The national search for Film Forum’s next director was led by a committee headed by Film Forum Board Chair Gray Coleman (Partner, Davis Wright Tremaine LLP) and HR professional Stella Strazdas (together the executive committee of the board), facilitated by Edie Demas, Vice President, Organizational Strategy and Brenna Thomas, Search Consultant, at Tom O’Connor Consulting Group.

“After a search process involving a large number of extremely qualified candidates, our board of directors and staff quickly reached a strong consensus around Tabitha, and it’s no surprise, given her passion for film and history of strong management in the non-profit arts arena,” commented Coleman. “Plus she is a longtime resident of Greenwich Village and has spent years attending screenings and events at Film Forum. My board colleagues and I look forward to seeing Tabitha preserve our mission and expand our reach for many years to come.”

About Film Forum
Founded in 1970, Film Forum (FF) is a 4-screen, independent, nonprofit arthouse cinema in downtown Manhattan. Its mission is to present the NYC theatrical premieres of a rich array of new independent documentaries and narrative features, programmed by Mike Maggiore, Premieres Artistic Director. The theater’s ambitious repertory program was started in 1986 by Bruce Goldstein, Founding Repertory Artistic Director, who continues to produce and program the theater’s classic restorations, festivals and special events, along with the popular Film Forum Jr. series for children.

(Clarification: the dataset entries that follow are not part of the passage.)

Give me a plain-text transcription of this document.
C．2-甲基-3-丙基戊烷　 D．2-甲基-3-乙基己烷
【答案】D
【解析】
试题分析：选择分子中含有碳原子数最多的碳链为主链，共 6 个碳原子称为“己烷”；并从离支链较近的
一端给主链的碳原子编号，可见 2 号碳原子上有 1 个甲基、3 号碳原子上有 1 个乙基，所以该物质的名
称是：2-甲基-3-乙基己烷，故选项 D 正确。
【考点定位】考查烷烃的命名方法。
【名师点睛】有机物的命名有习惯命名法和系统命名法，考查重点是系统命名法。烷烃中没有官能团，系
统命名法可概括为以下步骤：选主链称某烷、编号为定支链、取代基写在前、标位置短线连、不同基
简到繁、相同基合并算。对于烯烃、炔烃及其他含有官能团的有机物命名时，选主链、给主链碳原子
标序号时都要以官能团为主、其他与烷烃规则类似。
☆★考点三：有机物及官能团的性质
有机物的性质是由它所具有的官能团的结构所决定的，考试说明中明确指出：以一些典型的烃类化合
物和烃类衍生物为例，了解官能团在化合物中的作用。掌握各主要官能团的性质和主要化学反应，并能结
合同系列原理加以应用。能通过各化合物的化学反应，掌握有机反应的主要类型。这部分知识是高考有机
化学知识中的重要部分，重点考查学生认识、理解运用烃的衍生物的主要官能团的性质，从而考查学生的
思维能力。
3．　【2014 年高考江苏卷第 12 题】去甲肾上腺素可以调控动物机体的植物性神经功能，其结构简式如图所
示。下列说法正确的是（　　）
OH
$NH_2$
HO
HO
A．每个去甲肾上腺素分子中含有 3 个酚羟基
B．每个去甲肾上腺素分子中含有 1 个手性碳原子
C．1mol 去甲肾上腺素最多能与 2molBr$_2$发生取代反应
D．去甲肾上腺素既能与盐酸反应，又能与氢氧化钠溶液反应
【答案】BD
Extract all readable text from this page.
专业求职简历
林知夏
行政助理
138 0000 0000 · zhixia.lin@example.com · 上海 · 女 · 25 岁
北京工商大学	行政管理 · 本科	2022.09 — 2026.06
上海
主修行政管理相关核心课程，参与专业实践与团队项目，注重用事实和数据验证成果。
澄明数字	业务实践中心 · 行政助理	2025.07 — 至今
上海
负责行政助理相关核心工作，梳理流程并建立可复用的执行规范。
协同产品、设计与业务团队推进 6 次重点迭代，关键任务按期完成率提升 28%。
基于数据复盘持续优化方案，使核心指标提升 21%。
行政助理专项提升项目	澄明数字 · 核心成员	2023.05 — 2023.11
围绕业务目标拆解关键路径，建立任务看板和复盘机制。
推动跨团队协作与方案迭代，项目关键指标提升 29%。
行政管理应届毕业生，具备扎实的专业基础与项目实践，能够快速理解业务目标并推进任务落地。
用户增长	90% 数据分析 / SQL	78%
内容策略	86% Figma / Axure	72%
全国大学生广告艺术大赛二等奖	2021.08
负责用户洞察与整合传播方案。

Now in its 56th year, FF is open 365 days a year and has approx 225,000 annual admissions. FF presents 400-500 movies each year, both domestic and international, and 200+ live events. In fulfilling its nonprofit mission, FF takes risks on debut and little-known filmmakers, challenging subject matter, and underrecognized classics—offering this programming at the scope, pace, and volume of commercial theaters and contributing to the vitality of arthouse cinema.